Plants of Calamites have been seen erect by Mr. Binney, and he has determined that what were called leaves or branches by some are in reality roots. Mr. Binney gives a full description of various Calamites, under the name of Calamodendron commune, in his Memoir published by the Palæontographical Society, 1868. There are between 50 and 60 species recorded.[13]

In Spitzbergen, in rocks of the Carboniferous epoch, there have been found Calamites, Sigillaria, Lepidodendron, and ferns, apparently the same as those found in the Carboniferous epoch in Europe—Calamites radiatus, Lepidodendron Veltheimianum, Sigillaria distans, Stigmaria ficoides. Some species—Sigillaria Malmgreni, Lepidodendron Carneggiannum, and L. Wilkianum—seem to be peculiar to Bear Island.

Fig. 47.

Fig. 47. Fruits of Equisetum and Calamites. 1. Equisetum arvense, L. 2. Portion of sporangium wall. 3, 4. Spores, with the elaters free. 5. Longitudinal section of the part of one side of cone. 6. Transverse section of cone. 7. Calamites (Volkmannia) Binneyi, Carr., magnified three times. 8. Portion of the sporangium wall. 9. Two spores. 10. Longitudinal section of the part of one side of cone. 11. Transverse section of cone.

According to Carruthers the Equisetaceæ are represented in Britain by the two genera Calamites found in primary beds, and Equisetum found in secondary rocks and living at the present day. The difference in the structure of their fruits is shown in woodcut 47. The fruit of Calamites, called Volkmannia Binneyi (woodcut 47, 7), is a small slender cone composed of alternating whorls of imbricate scales, twelve in each verticil. The scales completely conceal the leaves connected with the fructification. The fruit-bearing leaves are stalked, peltate, and are arranged in whorls of 6. There are four sporangia borne on the under-surface of the peltate leaves. These spore-cases have cellular parietes, and in their interior there is a deposit of cellulose in the form of short truncate processes not unlike imperfect spirals. The spores are spherical, and appear to have thread-like processes proceeding from them, similar to elaters. The fruit-cone bears a marked resemblance to the fruit of Equisetum in its fruit-bearing leaves, sporangia, spores, and elaters (see [Figs. 18, 19, 20, 21]). In the modern plant all the leaves of the cone are fructiferous, while in the fossil plant some are fruit-bearing, and others are like the ordinary leaves of the plant. It is thought that the fossil may be reckoned as having a somewhat higher position than that possessed by the living genus.

Fig. 48.

Fig. 48. Foliage and fruits of Calamites. 1 and 2. Asterophyllites; 3 and 4. Annularia; 5 and 6. Sphenophyllum.
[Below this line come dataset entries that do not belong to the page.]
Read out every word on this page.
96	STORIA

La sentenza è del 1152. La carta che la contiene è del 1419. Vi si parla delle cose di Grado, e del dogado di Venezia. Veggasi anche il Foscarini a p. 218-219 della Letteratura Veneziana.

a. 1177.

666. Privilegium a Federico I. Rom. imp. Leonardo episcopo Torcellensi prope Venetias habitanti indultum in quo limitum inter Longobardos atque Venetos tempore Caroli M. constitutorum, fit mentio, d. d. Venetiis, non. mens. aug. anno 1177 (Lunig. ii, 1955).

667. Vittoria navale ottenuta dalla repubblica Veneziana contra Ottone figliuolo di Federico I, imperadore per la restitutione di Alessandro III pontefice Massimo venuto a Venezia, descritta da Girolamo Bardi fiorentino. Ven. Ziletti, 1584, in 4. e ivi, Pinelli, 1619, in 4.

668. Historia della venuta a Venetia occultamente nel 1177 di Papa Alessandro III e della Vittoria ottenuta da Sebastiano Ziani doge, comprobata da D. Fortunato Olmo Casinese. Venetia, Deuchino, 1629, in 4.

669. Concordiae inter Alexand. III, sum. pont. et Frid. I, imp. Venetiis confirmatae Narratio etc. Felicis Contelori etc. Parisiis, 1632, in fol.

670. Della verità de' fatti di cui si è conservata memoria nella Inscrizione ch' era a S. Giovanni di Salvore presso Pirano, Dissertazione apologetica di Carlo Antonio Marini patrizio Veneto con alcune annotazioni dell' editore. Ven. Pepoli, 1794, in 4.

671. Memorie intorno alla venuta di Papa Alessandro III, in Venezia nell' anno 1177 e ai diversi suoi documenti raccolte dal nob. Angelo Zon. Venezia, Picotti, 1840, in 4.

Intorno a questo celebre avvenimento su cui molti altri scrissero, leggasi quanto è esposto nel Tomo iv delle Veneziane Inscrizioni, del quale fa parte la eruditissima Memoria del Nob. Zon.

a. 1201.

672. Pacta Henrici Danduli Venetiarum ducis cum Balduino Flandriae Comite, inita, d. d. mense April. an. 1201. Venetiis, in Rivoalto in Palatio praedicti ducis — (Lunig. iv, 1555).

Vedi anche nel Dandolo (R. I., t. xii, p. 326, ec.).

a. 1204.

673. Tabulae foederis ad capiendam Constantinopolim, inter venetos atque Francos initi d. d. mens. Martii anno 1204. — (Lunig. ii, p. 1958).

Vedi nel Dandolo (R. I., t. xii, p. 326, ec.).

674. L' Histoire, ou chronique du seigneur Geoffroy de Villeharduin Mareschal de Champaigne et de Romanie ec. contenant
The different forms of foliage called Asterophyllites, Sphenophyllum, and Annularia, belong to the one genus Calamites, but they may form, perhaps, well-characterised sections when their fruits are better known. In woodcut 48 representations are given of the foliage and fruit of varieties of Calamites. In 1 and 2 we see the simplest form called Asterophyllites. The leaves are linear and slender, with a single rib. The form called Annularia (3 and 4) differs chiefly in having a larger amount of cellular tissue spread out on either side of the midrib. This form has a different aspect in a fossil state from the other, from its whorls of numerous broad leaves spread out on the surface of deposition, while the acicular leaves of Asterophyllites have penetrated the soft mud, and are generally preserved in the position they originally occupied in reference to the supporting branch. The third form (5 and 6) is called Sphenophyllum, and consists of whorls of wedge-shaped leaves, with one or more bifurcating veins. They occur like those of Annularia, spread out on the surface of the shale.